Über Machiavelli’s Heidentum
Es ist in unsern Tagen von wackern Männern andern wackern Männern in gedruckten Schriften nachgesagt worden, dass sie eben heidnischen Sinnes gewesen seien, keineswegs in der Meinung, ihnen dadurch etwas Böses nachzusagen. Es wird daher auch wohl einem Schriftsteller, der laut und entschieden sich für das Christentum und gegen das Heidentum erklärt hat, und dessen Gerechtigkeit gegen das letztere den Verdacht der Parteilichkeit nicht gegen sich haben kann, erlaubt sein, dieser einmal vorliegenden Sprache sich zu bedienen, indem er genötigt ist, der erhobenen Anklage gegenüber, zuzugestehen, dass er Machiavelli für einen erklärten Heiden halte, eben so wie Päpste und Kardinäle und andere tüchtige Männer jener Zeit dasselbe gewesen seien.
Das mitten im Schoße des Christentums, und in solchen, denen diese Religion angeboten worden, sich erzeugende Heidentum hat die mit noch einer andern verächtlichern Sinnesart gemeinschaftliche Quelle des Beruhens bei der bloß sinnlichen Welt, ohne Gefühl des Übersinnlichen, und so ohne Takt, wie ohne Organ für Metaphysik.
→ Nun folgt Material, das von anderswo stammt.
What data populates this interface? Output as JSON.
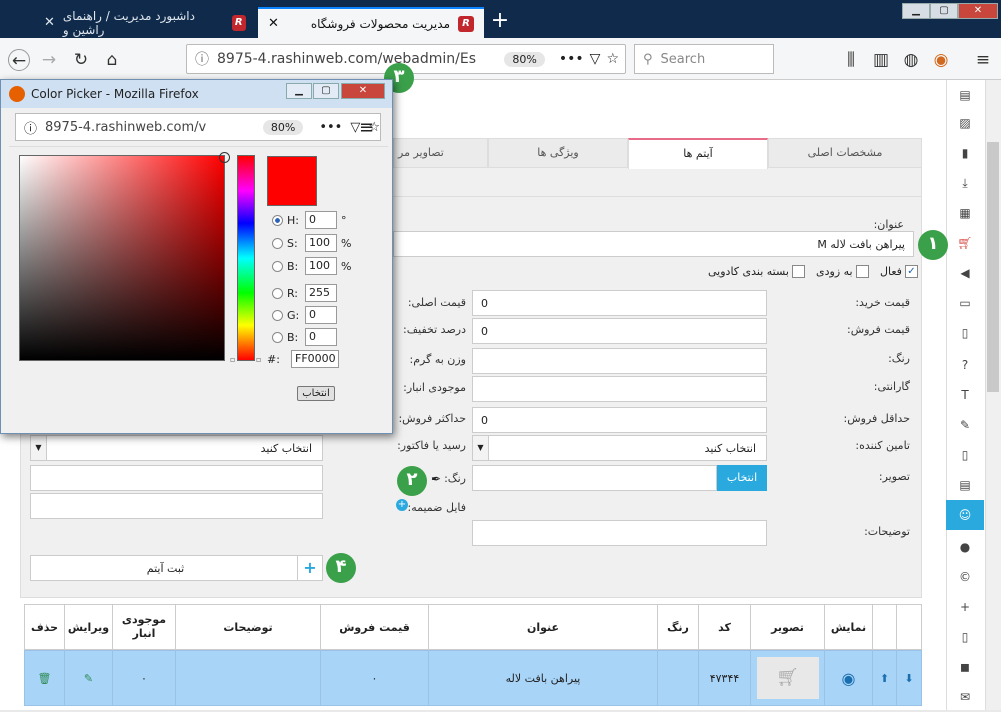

Vereinigt sich hiermit ein schwacher und träger Charakter, und ist eben der ganze Geist wirklich von demselben Staube genommen, an den auch allein geglaubt wird, so entsteht die bekannte Plattheit, die in allerlei Exemplaren unserm Zeitalter erschienen ist. Diese zittern doch noch immerfort heimlich vor dem Tempel, an den sie nicht glauben. Ist hingegen der Geist wirklich übersinnlichen Ursprungs, nur dass er seinen Urquell nicht vor das Auge zu bringen vermag, und entsteht, woran es in diesem Falle nicht fehlen kann, ein ehrlicher, gerader und derber Charakter, wirft man sich vielleicht noch überdies in das Studium der alten klassischen Literatur, und wird ergriffen und durchdrungen von dem Geiste derselben, so entsteht jene hohe Ergebung in das durchaus unbekannte Schicksal, jenes feste Beruhen auf sich selber, als das Einzige, worauf man bauen könne, jenes frische Ergreifen des Lebens, so lange es noch da ist, indem wir für die Zukunft auf nichts rechnen können, jene bekannte Prometheische Gesinnung, kurz, das moderne Heidentum. Das Christentum aber wird gehasst, weil sie glauben, dass es durch täuschende Aussichten auf ein anderes Leben seine Anhänger um den Gebrauch und den Genuss des gegenwärtigen bringe, dass es im kecken, kühnen und frischen Leben störe, kurz, weil sie es nicht kennen, noch es zu fassen vermögen, sondern es für einerlei halten mit dem Mönchtum. Da nun das Leben auf alle Fälle mehr Wert hat denn der Tod, und die Geradheit und Derbheit mehr Wert, als die kränkelnde Schwäche, so sind diese allerdings denjenigen, die so beschaffen sind, wie sie meinen, dass das Christentum die Menschen mache, bei weitem vorzuziehen.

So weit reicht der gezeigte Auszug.